Nucleus--nucleus interactions in the inner crust of neutron stars

TL;DR

This paper investigates the nucleus-nucleus interactions in the inner crust of neutron stars, revealing that at large distances the net interaction is dominated by a two-phonon exchange mechanism analogous to Casimir-Polder forces.

Contribution

It provides a microscopic analysis of the effective nucleus-nucleus interaction, highlighting the cancellation of direct and induced terms and identifying the dominant long-range phonon exchange contribution.

Findings

At large distances, direct and induced interactions cancel in the static limit.

The leading non-Coulombic interaction varies as 1/r^7, similar to Casimir-Polder forces.

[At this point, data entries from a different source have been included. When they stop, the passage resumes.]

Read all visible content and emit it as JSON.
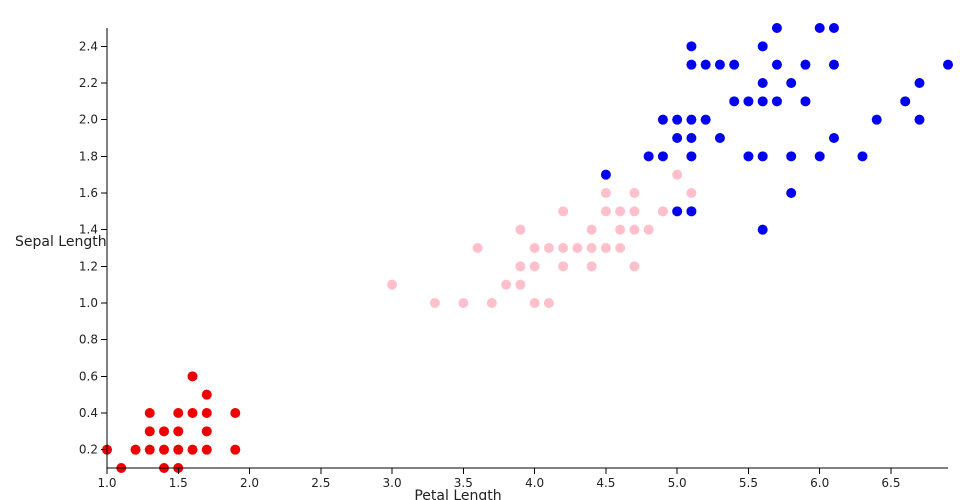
{
  "chart_data": {
    "type": "scatter",
    "title": "",
    "xlabel": "Petal Length",
    "ylabel": "Sepal Length",
    "xlim": [
      1.0,
      6.9
    ],
    "ylim": [
      0.1,
      2.5
    ],
    "x_ticks": [
      "1.0",
      "1.5",
      "2.0",
      "2.5",
      "3.0",
      "3.5",
      "4.0",
      "4.5",
      "5.0",
      "5.5",
      "6.0",
      "6.5"
    ],
    "y_ticks": [
      "0.2",
      "0.4",
      "0.6",
      "0.8",
      "1.0",
      "1.2",
      "1.4",
      "1.6",
      "1.8",
      "2.0",
      "2.2",
      "2.4"
    ],
    "grid": false,
    "legend": "none",
    "series": [
      {
        "color": "#ee0000",
        "points": [
          [
            1.0,
            0.2
          ],
          [
            1.1,
            0.1
          ],
          [
            1.2,
            0.2
          ],
          [
            1.3,
            0.2
          ],
          [
            1.3,
            0.3
          ],
          [
            1.3,
            0.4
          ],
          [
            1.4,
            0.1
          ],
          [
            1.4,
            0.2
          ],
          [
            1.4,
            0.3
          ],
          [
            1.5,
            0.1
          ],
          [
            1.5,
            0.2
          ],
          [
            1.5,
            0.3
          ],
          [
            1.5,
            0.4
          ],
          [
            1.6,
            0.2
          ],
          [
            1.6,
            0.4
          ],
          [
            1.6,
            0.6
          ],
          [
            1.7,
            0.2
          ],
          [
            1.7,
            0.3
          ],
          [
            1.7,
            0.4
          ],
          [
            1.7,
            0.5
          ],
          [
            1.9,
            0.2
          ],
          [
            1.9,
            0.4
          ]
        ]
      },
      {
        "color": "#ffc0cb",
        "points": [
          [
            3.0,
            1.1
          ],
          [
            3.3,
            1.0
          ],
          [
            3.5,
            1.0
          ],
          [
            3.6,
            1.3
          ],
          [
            3.7,
            1.0
          ],
          [
            3.8,
            1.1
          ],
          [
            3.9,
            1.1
          ],
          [
            3.9,
            1.2
          ],
          [
            3.9,
            1.4
          ],
          [
            4.0,
            1.0
          ],
          [
            4.0,
            1.2
          ],
          [
            4.0,
            1.3
          ],
          [
            4.1,
            1.0
          ],
          [
            4.1,
            1.3
          ],
          [
            4.2,
            1.2
          ],
          [
            4.2,
            1.3
          ],
          [
            4.2,
            1.5
          ],
          [
            4.3,
            1.3
          ],
          [
            4.4,
            1.2
          ],
          [
            4.4,
            1.3
          ],
          [
            4.4,
            1.4
          ],
          [
            4.5,
            1.3
          ],
          [
            4.5,
            1.5
          ],
          [
            4.5,
            1.6
          ],
          [
            4.6,
            1.3
          ],
          [
            4.6,
            1.4
          ],
          [
            4.6,
            1.5
          ],
          [
            4.7,
            1.2
          ],
          [
            4.7,
            1.4
          ],
          [
            4.7,
            1.5
          ],
          [
            4.7,
            1.6
          ],
          [
            4.8,
            1.4
          ],
          [
            4.8,
            1.8
          ],
          [
            4.9,
            1.5
          ],
          [
            5.0,
            1.7
          ],
          [
            5.1,
            1.6
          ]
        ]
      },
      {
        "color": "#0000ee",
        "points": [
          [
            4.5,
            1.7
          ],
          [
            4.8,
            1.8
          ],
          [
            4.9,
            1.8
          ],
          [
            4.9,
            2.0
          ],
          [
            5.0,
            1.5
          ],
          [
            5.0,
            1.9
          ],
          [
            5.0,
            2.0
          ],
          [
            5.1,
            1.5
          ],
          [
            5.1,
            1.8
          ],
          [
            5.1,
            1.9
          ],
          [
            5.1,
            2.0
          ],
          [
            5.1,
            2.3
          ],
          [
            5.1,
            2.4
          ],
          [
            5.2,
            2.0
          ],
          [
            5.2,
            2.3
          ],
          [
            5.3,
            1.9
          ],
          [
            5.3,
            2.3
          ],
          [
            5.4,
            2.1
          ],
          [
            5.4,
            2.3
          ],
          [
            5.5,
            1.8
          ],
          [
            5.5,
            2.1
          ],
          [
            5.6,
            1.4
          ],
          [
            5.6,
            1.8
          ],
          [
            5.6,
            2.1
          ],
          [
            5.6,
            2.2
          ],
          [
            5.6,
            2.4
          ],
          [
            5.7,
            2.1
          ],
          [
            5.7,
            2.3
          ],
          [
            5.7,
            2.5
          ],
          [
            5.8,
            1.6
          ],
          [
            5.8,
            1.8
          ],
          [
            5.8,
            2.2
          ],
          [
            5.9,
            2.1
          ],
          [
            5.9,
            2.3
          ],
          [
            6.0,
            1.8
          ],
          [
            6.0,
            2.5
          ],
          [
            6.1,
            1.9
          ],
          [
            6.1,
            2.3
          ],
          [
            6.1,
            2.5
          ],
          [
            6.3,
            1.8
          ],
          [
            6.4,
            2.0
          ],
          [
            6.6,
            2.1
          ],
          [
            6.7,
            2.0
          ],
          [
            6.7,
            2.2
          ],
          [
            6.9,
            2.3
          ]
        ]
      }
    ]
  }
}
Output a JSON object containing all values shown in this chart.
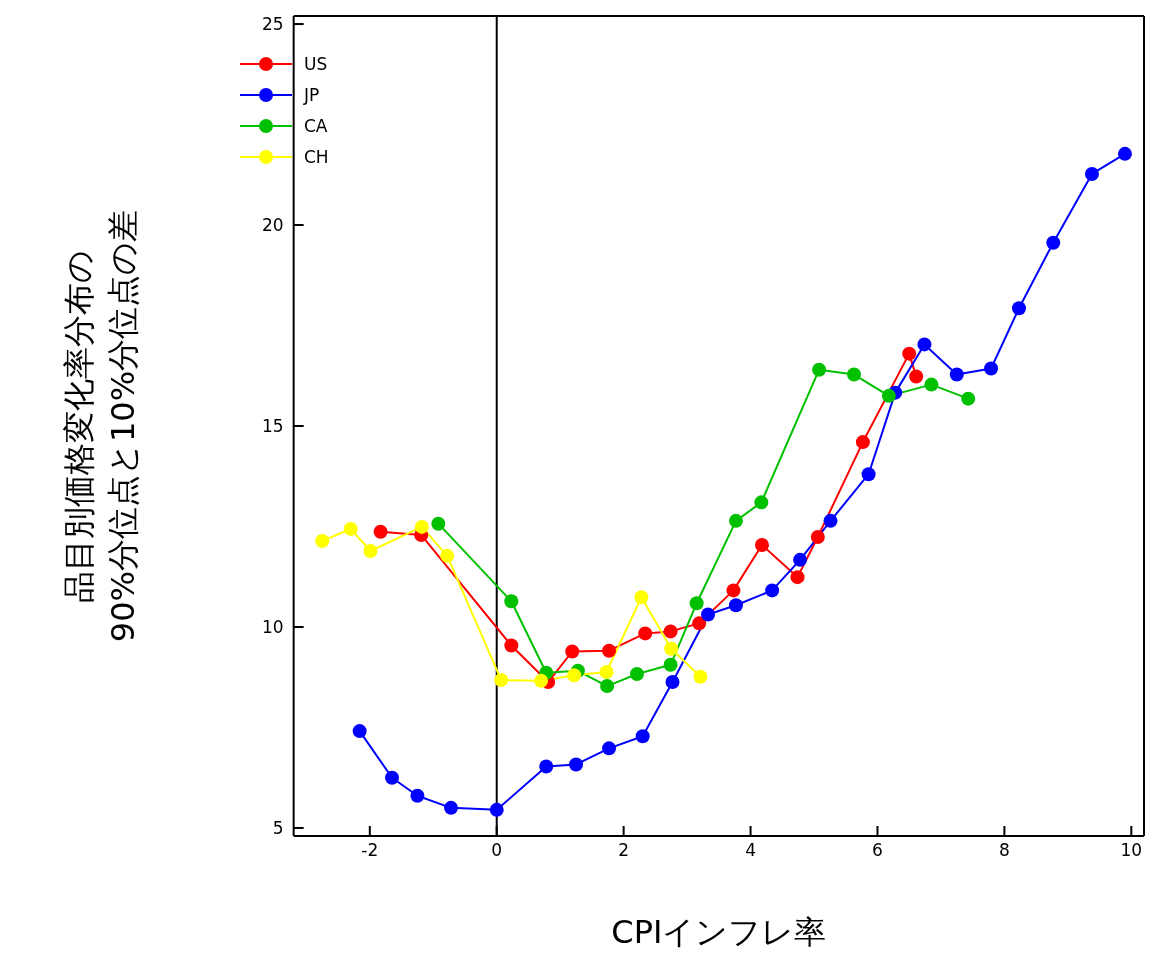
{
  "chart_data": {
    "type": "line",
    "xlabel": "CPIインフレ率",
    "ylabel": "品目別価格変化率分布の\n90%分位点と10%分位点の差",
    "xlim": [
      -3.2,
      10.2
    ],
    "xticks": [
      -2,
      0,
      2,
      4,
      6,
      8,
      10
    ],
    "ylim": [
      4.8,
      25.2
    ],
    "yticks": [
      5,
      10,
      15,
      20,
      25
    ],
    "grid": false,
    "legend": "top left",
    "marker": "circle",
    "line_style": "solid",
    "ref_lines": [
      {
        "axis": "x",
        "value": 0,
        "color": "#000000"
      }
    ],
    "series": [
      {
        "name": "US",
        "color": "#ff0000",
        "x": [
          -1.83,
          -1.19,
          0.23,
          0.81,
          1.19,
          1.77,
          2.34,
          2.74,
          3.19,
          3.73,
          4.18,
          4.74,
          5.06,
          5.77,
          6.5,
          6.61
        ],
        "values": [
          12.37,
          12.29,
          9.54,
          8.63,
          9.39,
          9.41,
          9.84,
          9.89,
          10.09,
          10.91,
          12.04,
          11.24,
          12.24,
          14.6,
          16.8,
          16.23
        ]
      },
      {
        "name": "JP",
        "color": "#0000ff",
        "x": [
          -2.16,
          -1.65,
          -1.25,
          -0.72,
          0,
          0.78,
          1.25,
          1.77,
          2.3,
          2.77,
          3.33,
          3.77,
          4.34,
          4.78,
          5.26,
          5.86,
          6.28,
          6.74,
          7.25,
          7.79,
          8.23,
          8.77,
          9.38,
          9.9
        ],
        "values": [
          7.41,
          6.25,
          5.8,
          5.5,
          5.45,
          6.53,
          6.58,
          6.98,
          7.28,
          8.63,
          10.31,
          10.54,
          10.91,
          11.67,
          12.64,
          13.8,
          15.83,
          17.03,
          16.28,
          16.43,
          17.93,
          19.56,
          21.27,
          21.77
        ]
      },
      {
        "name": "CA",
        "color": "#00c000",
        "x": [
          -0.92,
          0.23,
          0.78,
          1.28,
          1.74,
          2.21,
          2.74,
          3.15,
          3.77,
          4.17,
          5.08,
          5.63,
          6.18,
          6.85,
          7.43
        ],
        "values": [
          12.57,
          10.64,
          8.86,
          8.91,
          8.53,
          8.83,
          9.06,
          10.59,
          12.64,
          13.1,
          16.4,
          16.28,
          15.75,
          16.03,
          15.68
        ]
      },
      {
        "name": "CH",
        "color": "#ffff00",
        "x": [
          -2.75,
          -2.3,
          -1.99,
          -1.18,
          -0.78,
          0.07,
          0.7,
          1.22,
          1.73,
          2.28,
          2.75,
          3.21
        ],
        "values": [
          12.14,
          12.44,
          11.89,
          12.49,
          11.77,
          8.68,
          8.66,
          8.8,
          8.88,
          10.74,
          9.46,
          8.76
        ]
      }
    ]
  }
}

The study analyzes collective modes and phonon mixing in neutron star crusts.

Abstract

The interaction between nuclei in the inner crust of neutron stars consists of two contributions, the so-called "direct" interaction and an "induced" one due to density changes in the neutron fluid. For large nuclear separations $r$ the contributions from nuclear forces to each of these terms are shown to be nonzero. In the static limit they are equal in magnitude but have opposite signs and they cancel exactly. We analyze earlier results on effective interactions in the light of this finding. We consider the properties of long-wavelength collective modes and, in particular, calculate the degree of mixing between the lattice phonons and the phonons in the neutron superfluid. Using microscopic theory, we calculate the net non-Coulombic contribution to the nucleus--nucleus interaction and show that, for large $r$, the leading term is due to exchange of two phonons and varies as $1/r^7$: it is an analog of the Casimir--Polder interaction between neutral atoms.